1. **Bug surfaces.** Field `notification_settings` missing from the `/api/user/profile` response. AI fixed it once already and the fix didn't stick.
2. **Skill picks the pattern.** Sandbox/production path mismatch is the most likely culprit — fix landed in one path, not the other.
3. **Set up the test harness.** `vitest.config.ts` + `__tests__/setup.ts` force sandbox mode + clear the DB env vars. `createTestRequest` + `parseResponse` helpers go in `__tests__/helpers.ts`.
4. **Write the regression test.** Asserts `REQUIRED_FIELDS` (including `notification_settings`) are all present on the response, plus a named test that explicitly references the bug ID ("BUG-R1 regression"). Test should fail on the current code.
5. **Fix the bug for real.** Apply to both sandbox and production paths.
6. **Wire `/bug-check`.** Custom command runs `npm run test` + `npm run build` first, only proceeds to AI review if both pass. Failures get reported mechanically.
7. **Iterate.** Next bug-check catches if the fix regresses. New bugs add new regression tests. Coverage grows organically.
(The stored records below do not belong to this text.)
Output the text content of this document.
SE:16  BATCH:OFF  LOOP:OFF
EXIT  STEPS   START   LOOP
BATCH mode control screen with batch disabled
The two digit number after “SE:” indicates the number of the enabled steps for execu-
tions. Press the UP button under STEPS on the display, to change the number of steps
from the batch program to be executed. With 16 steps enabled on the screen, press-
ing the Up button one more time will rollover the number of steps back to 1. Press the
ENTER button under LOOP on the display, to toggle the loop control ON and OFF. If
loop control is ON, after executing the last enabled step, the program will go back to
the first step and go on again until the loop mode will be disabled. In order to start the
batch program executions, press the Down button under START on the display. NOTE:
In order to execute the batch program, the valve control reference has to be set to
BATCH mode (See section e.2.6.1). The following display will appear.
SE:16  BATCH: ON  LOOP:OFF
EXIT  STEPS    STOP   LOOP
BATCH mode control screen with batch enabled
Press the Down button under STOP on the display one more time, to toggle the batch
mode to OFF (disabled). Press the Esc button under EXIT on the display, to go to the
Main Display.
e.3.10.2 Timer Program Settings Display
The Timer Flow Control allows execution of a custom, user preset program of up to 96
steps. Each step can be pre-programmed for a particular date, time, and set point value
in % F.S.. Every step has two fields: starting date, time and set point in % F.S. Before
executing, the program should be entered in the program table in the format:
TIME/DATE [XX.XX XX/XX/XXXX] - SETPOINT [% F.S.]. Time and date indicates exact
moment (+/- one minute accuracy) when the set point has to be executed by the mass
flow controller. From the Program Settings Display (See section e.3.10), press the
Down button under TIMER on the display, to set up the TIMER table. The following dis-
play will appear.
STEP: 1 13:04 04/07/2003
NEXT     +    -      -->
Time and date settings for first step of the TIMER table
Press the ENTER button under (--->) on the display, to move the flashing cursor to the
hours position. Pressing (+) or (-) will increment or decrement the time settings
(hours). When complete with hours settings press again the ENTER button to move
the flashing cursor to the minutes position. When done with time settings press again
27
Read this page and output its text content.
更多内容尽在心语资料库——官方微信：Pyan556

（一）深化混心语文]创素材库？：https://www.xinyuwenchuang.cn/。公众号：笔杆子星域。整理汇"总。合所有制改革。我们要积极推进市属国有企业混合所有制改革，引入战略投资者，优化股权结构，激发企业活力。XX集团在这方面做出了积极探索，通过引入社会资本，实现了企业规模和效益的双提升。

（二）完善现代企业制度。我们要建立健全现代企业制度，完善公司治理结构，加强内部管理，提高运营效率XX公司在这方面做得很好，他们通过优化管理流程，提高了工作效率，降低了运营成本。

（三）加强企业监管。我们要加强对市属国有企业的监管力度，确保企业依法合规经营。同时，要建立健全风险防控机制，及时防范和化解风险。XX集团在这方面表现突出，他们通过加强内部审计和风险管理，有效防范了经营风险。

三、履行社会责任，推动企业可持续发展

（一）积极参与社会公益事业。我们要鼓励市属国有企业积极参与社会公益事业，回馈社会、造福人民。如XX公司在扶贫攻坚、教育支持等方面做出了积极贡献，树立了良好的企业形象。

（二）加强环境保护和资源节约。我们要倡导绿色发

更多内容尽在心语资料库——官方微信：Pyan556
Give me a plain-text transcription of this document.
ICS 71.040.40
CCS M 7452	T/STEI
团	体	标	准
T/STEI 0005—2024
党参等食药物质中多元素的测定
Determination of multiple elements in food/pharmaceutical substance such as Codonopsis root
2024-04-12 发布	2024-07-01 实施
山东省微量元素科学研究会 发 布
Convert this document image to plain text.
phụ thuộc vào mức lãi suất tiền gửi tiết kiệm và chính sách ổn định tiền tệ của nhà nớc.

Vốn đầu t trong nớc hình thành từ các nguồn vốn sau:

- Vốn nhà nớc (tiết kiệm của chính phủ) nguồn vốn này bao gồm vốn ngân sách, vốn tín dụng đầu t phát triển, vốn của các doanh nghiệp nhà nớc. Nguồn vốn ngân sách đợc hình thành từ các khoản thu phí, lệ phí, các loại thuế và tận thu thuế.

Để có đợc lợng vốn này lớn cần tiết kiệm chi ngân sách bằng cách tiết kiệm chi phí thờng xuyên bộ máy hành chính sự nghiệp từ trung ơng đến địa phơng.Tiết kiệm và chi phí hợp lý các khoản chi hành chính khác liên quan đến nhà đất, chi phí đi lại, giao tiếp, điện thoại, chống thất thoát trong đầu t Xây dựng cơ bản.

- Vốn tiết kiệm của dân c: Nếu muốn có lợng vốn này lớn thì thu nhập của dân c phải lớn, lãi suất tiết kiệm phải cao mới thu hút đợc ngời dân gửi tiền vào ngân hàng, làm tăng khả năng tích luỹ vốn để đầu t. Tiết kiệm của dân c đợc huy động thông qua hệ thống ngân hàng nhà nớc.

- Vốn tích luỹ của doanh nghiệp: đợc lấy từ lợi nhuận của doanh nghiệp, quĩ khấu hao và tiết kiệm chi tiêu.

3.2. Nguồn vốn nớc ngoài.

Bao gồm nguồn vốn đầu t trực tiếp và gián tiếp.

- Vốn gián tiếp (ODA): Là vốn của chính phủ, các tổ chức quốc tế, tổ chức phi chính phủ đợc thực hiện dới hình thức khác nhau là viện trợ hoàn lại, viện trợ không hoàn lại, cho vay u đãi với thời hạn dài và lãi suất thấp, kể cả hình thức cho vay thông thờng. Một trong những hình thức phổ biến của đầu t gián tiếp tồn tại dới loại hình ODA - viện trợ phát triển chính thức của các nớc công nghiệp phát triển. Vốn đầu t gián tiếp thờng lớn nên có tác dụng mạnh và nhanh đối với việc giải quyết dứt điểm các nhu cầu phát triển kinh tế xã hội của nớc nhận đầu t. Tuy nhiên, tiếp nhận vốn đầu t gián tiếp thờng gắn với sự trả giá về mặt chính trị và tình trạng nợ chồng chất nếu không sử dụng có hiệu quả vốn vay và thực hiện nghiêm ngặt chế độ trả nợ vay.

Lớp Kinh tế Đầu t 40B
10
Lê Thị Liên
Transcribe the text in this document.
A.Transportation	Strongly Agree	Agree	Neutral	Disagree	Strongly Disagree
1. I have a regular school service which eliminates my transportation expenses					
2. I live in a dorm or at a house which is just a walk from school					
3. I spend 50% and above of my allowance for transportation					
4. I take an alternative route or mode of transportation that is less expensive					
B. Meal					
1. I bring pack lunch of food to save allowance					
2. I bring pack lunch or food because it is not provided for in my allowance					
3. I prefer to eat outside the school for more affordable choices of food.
The discipline that makes it work: tests run *before* AI review. The skill is explicit that AI self-review carries the same blind spots as the AI write step — if the test suite isn't a mandatory mechanical gate, the same bug gets re-introduced and re-approved.

## Receipts

_TODO — to be filled in from a real session. Once the patterns have been applied to a real project, this section will capture: which of the four canonical regression patterns showed up most often in the operator's codebase (the upstream call-out is sandbox/production mismatch at 3-of-4), whether the `/bug-check` workflow's mechanical-first rule actually caught a regression that AI review missed, the per-run test suite cost in seconds at sandbox-mode-DB-free vs. a full integration test, and any pattern that didn't fit the upstream four (a fifth category to add to the catalog)._

## Source and attribution

From [Affaan M's everything-claude-code](https://github.com/affaan-m/everything-claude-code/tree/main/skills/ai-regression-testing) — an MIT-licensed skill collection covering harness construction, agent ops, video, payments, and platform-specific patterns.

License: MIT.

Quoting the AI-blind-spot rule verbatim: *"When an AI writes code and then reviews its own work, it carries the same assumptions into both steps."* That's the wedge — automated tests aren't general good hygiene here, they're the specific mechanical gate that breaks the write-review-approve loop the model would otherwise close on itself.